Before we get too far into how this stuff tastes, I would like to briefly ramble about something else given that this is the first bourbon reviewed on this site from a Non-Distiller Producer.
One thing you learn when you start getting into bourbon is that everything on that shelf of your local liquor store was made at shockingly few places. Two bourbons that have totally different names might actually from the same distillery, and a ton of them weren’t even made by the company that is printed on the label. Now, when I first started learning all of this information I felt pretty disenchanted by the industry and avoided NDP brands, but as I got more enthusiastic about american whiskey I came to the realization that good whiskey is good whiskey, and I want to drink all of that good whiskey (spoiler alert: Noah’s Mill is one of those good whiskeys). As I’m writing this I feel like I could go on about this for a while, and most of it wouldn’t apply to this review, so I’m thinking it may be fun to do a separate post on NDPs later and flesh out my thoughts a bit more. Stay tuned for that.
Anyways, Kentucky Bourbon Distillers is one of those NDPs and they operate out of the Willet Distillery.
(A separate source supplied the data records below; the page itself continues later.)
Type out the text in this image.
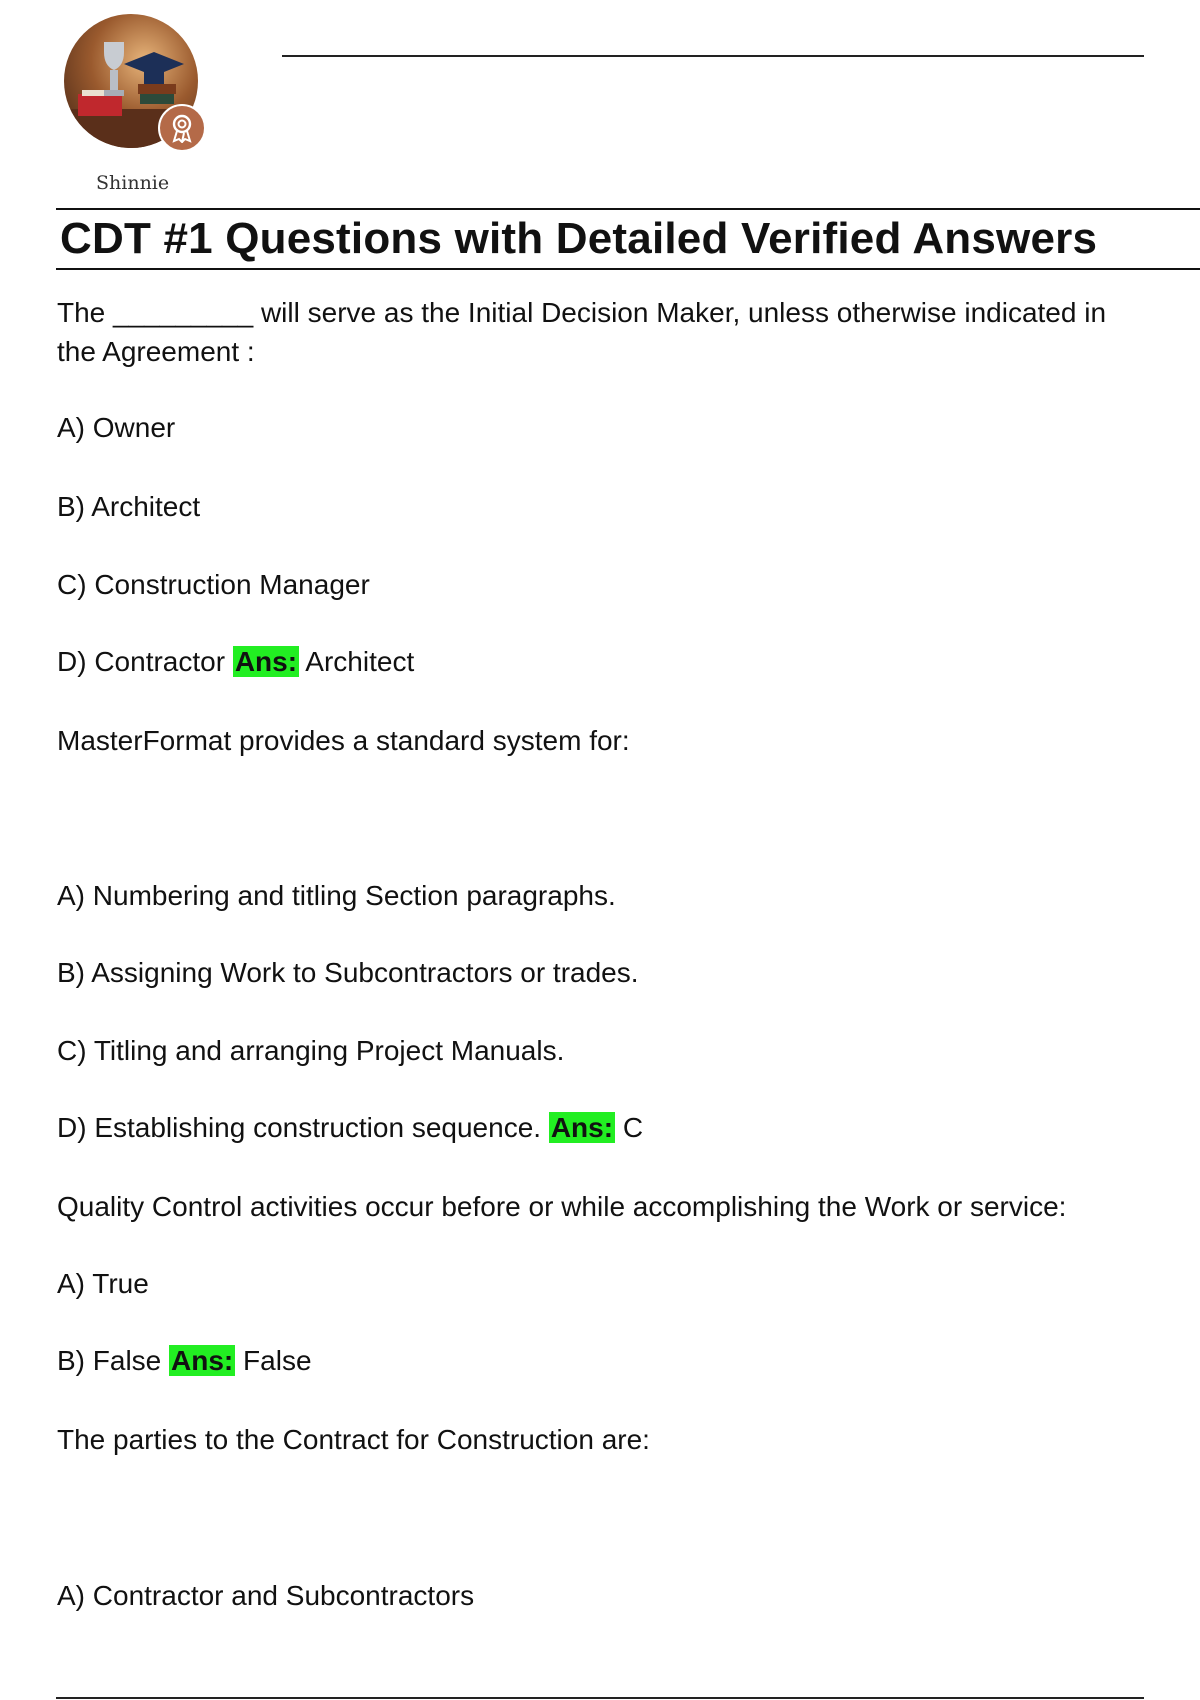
Shinnie
CDT #1 Questions with Detailed Verified Answers

The _________ will serve as the Initial Decision Maker, unless otherwise indicated in

the Agreement :

A) Owner

B) Architect

C) Construction Manager

D) Contractor Ans: Architect

MasterFormat provides a standard system for:

A) Numbering and titling Section paragraphs.

B) Assigning Work to Subcontractors or trades.

C) Titling and arranging Project Manuals.

D) Establishing construction sequence. Ans: C

Quality Control activities occur before or while accomplishing the Work or service:

A) True

B) False Ans: False

The parties to the Contract for Construction are:

A) Contractor and Subcontractors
All of their products on the shelf now were distilled by someone other than them, and they won’t say who, but Heaven Hill is pretty damn close to them and many seem to think is their primary source. KBD fired up the stills at Willet in 2012 so some, if not all, of their future products will actually be distilled in-house, but not for a while. Ok, if you’re still with me, let’s get to the part where I drink things.
Company: Kentucky Bourbon Distillers (KBD)
Distillery: NDP. Not disclosed (probably Heaven Hill)
Location: Bardstown, KY
Mashbill: Unknown (blend of multiple rye and wheat recipes)
Age: NAS (formerly carried a 15-year statement. Currently a blend of 4 to 20 year old bourbons)
ABV: 57.15% (114.3 proof)
Nose: The first whiff of this bourbon was pure dark cherries, and a lot of them. As I let the glass hang out and open up a bit, notes of toffee, oak, and leather started creeping in behind the fruit. The nose on this is somewhat subtle, but if you really get in there it’s more complex than you would think.
Taste: The fruit takes a back seat on the palate, which is surprisingly rich and creamy (I tried to think of a different word than “creamy”, but seriously, it’s the right word…mmmm creamy bourbon). Oak and vanilla are the most prevalent flavors here with that sweet cherry really rounding things out.
Finish: The oak is loud and clear on the finish, as is the first hint of rye spice and corn. The finish is short and falls a bit flat. There’s a weird contrast of young-bourbon corn and old-bourbon oak that doesn’t quite work. I’m left wishing it was a bit more complex and balanced like the other components of the sip.
Overall: This is a very interesting bourbon. The blend of all the different mash bills make it something I think is definitely worth a try. While the finish could be better, the complexity on the nose and palate are really nice. $50 may be a bit steep for this guy (I would like to see it in the $40 range), but given the uniqueness of the profile I have no buyer’s remorse on this one.